Remember that odd blip of giant robot movies in the early ’90s? There was Crash and Burn (with Charles Band himself directing), and Robot Wars (with his father Albert). But the most anomalous is Robot Jox, directed by none other than Stuart Gordon, best protege of the Bands.

So how did Gordon, one of the forces behind The Dentist and Castle Freak and The Pit and the Pendulum and even Honey, I Shrunk the Kids produce such lifeless fare as Robot Jox?

In the not too far-flung future, war has been abolished; all nationalistic disputes are settled in the great arenas in Siberia and Death Valley, where giant robots from the two super-powers (the Confederation [them] and the Market [us]) duke it out. The Confederation’s best warrior, Alexander (Paul Kosvo from Xtro 2 with a crummy Russian accent), has been decimating the ranks of the Market’s robot jox; now the only one left is Achilles (Gary Graham of Alien Nation), and his ten-bout contract is almost up.

In a battle over the sovereign state of Alaska, Achilles tries to protect the spectators from one of Alexander’s sneaky weapons gone wrong, and ends up toppling his robot onto the crowd, killing three hundred. He hangs up his gloves, insisting that he’s fulfilled his ten-battle deal, even though the referees have called that bout as being inconclusive. It falls to one of the new “tubies,” gen-enhanced fighters, to train in one week for one to become the newest robot jock.

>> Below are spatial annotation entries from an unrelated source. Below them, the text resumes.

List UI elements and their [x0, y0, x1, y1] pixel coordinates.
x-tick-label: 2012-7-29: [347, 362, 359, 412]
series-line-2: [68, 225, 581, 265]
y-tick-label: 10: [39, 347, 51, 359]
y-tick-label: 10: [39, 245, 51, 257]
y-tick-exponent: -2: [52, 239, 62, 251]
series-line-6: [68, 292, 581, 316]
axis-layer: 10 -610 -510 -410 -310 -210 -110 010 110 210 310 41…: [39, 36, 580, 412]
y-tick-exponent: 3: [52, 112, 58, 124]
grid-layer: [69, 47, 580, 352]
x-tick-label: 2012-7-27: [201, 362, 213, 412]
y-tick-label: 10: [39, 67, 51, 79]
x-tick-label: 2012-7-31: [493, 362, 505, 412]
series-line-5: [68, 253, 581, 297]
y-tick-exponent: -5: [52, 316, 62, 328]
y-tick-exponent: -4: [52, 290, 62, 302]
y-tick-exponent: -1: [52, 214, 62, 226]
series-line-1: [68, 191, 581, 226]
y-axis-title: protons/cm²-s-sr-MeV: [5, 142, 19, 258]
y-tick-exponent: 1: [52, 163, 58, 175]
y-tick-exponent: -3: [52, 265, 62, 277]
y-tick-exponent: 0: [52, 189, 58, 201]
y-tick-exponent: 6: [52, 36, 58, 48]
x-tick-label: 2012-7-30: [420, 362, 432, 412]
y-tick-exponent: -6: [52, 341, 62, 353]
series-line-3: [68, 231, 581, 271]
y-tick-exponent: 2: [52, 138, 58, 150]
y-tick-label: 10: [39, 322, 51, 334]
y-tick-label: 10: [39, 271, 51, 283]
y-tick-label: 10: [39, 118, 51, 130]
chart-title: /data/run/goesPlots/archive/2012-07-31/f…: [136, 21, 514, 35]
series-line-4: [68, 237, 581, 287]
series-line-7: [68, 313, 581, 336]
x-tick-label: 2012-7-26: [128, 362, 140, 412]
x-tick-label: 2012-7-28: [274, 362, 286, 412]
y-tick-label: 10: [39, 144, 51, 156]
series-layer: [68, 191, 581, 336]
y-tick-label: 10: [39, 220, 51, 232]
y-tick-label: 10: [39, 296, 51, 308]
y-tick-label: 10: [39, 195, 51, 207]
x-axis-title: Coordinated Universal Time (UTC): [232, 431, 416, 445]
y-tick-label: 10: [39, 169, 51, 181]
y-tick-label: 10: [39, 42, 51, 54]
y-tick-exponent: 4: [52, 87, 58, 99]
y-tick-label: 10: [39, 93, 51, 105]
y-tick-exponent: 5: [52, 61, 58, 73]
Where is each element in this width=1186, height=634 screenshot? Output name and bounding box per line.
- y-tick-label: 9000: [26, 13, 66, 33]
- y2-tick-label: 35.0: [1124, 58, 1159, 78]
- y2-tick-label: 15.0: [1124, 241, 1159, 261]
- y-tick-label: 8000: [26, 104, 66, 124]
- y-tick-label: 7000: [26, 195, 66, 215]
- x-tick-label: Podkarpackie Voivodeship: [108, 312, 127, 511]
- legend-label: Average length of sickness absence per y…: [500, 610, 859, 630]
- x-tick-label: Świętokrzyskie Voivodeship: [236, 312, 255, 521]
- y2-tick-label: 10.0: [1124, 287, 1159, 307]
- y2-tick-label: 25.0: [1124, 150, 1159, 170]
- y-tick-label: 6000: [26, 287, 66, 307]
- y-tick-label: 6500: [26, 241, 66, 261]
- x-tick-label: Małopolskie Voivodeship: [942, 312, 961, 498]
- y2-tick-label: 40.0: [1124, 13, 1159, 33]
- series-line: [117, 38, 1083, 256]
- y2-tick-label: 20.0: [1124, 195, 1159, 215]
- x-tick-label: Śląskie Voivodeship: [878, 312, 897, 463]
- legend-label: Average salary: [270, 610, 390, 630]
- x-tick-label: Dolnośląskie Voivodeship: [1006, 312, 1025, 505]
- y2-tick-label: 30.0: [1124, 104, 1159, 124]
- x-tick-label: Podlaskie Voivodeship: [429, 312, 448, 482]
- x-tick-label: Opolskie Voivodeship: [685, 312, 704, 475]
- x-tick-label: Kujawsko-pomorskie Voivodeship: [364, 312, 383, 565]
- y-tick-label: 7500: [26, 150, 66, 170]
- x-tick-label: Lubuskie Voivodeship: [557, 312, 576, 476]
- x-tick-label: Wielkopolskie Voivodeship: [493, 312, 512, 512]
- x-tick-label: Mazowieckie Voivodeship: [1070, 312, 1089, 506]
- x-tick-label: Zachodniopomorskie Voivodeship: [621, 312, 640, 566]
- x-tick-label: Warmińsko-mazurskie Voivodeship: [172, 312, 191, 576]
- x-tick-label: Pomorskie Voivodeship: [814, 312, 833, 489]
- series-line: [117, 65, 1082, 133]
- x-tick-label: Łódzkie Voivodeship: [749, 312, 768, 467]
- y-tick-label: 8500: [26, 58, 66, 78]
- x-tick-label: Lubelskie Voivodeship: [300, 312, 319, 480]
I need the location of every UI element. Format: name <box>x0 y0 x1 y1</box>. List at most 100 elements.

This actually sounds a lot better than it was. Everything as notably lifeless; emotional attachment was at a surprisingly low level for Gordon, and the low budget didn’t help things. Now, I know that the production values on this were miles above anything that Charles Band has produced recently, but it seems they cut corners on the salary of the production designer himself, and were left with sets that would have served on one of the lesser episodes of The Outer Limits.

Technical aspects were distracting, too. At least in 1995’s Robo Warriors, the robot SFX were accomplished with actual 9′ suits duking it out. Here, we have several half suits (torsos, miscellaneous legs and arms, etc.), plus a lot of stop-motion. And I don’t think there were any actual location shoots involving actors; Gary Graham supposedly running around Death Valley looked as fake as any of the planet sets on the original Star Trek.

Again, this would be a disappointing movie from any director (and just what you’d expect from Albert Pyun), but especially disappointing from Stuart Gordon. It most resembles a poor American version of a Japanese anime — and as Gordon’s frequent partner-in-crime, Brian Yuzna, has shown, it’s easy to botch such an adaptation.

Maybe it’s just the initial premise. Maybe it’s impossible to make a movie concerning single combat between massive robots. Now, massive armies of robots, fighting an all out war on a decimated planet — that’d be a movie! It’d would also require a real budget, unfortunately; and I doubt we’ll be seeing robot warriors clumping through downtown Budapest any time soon.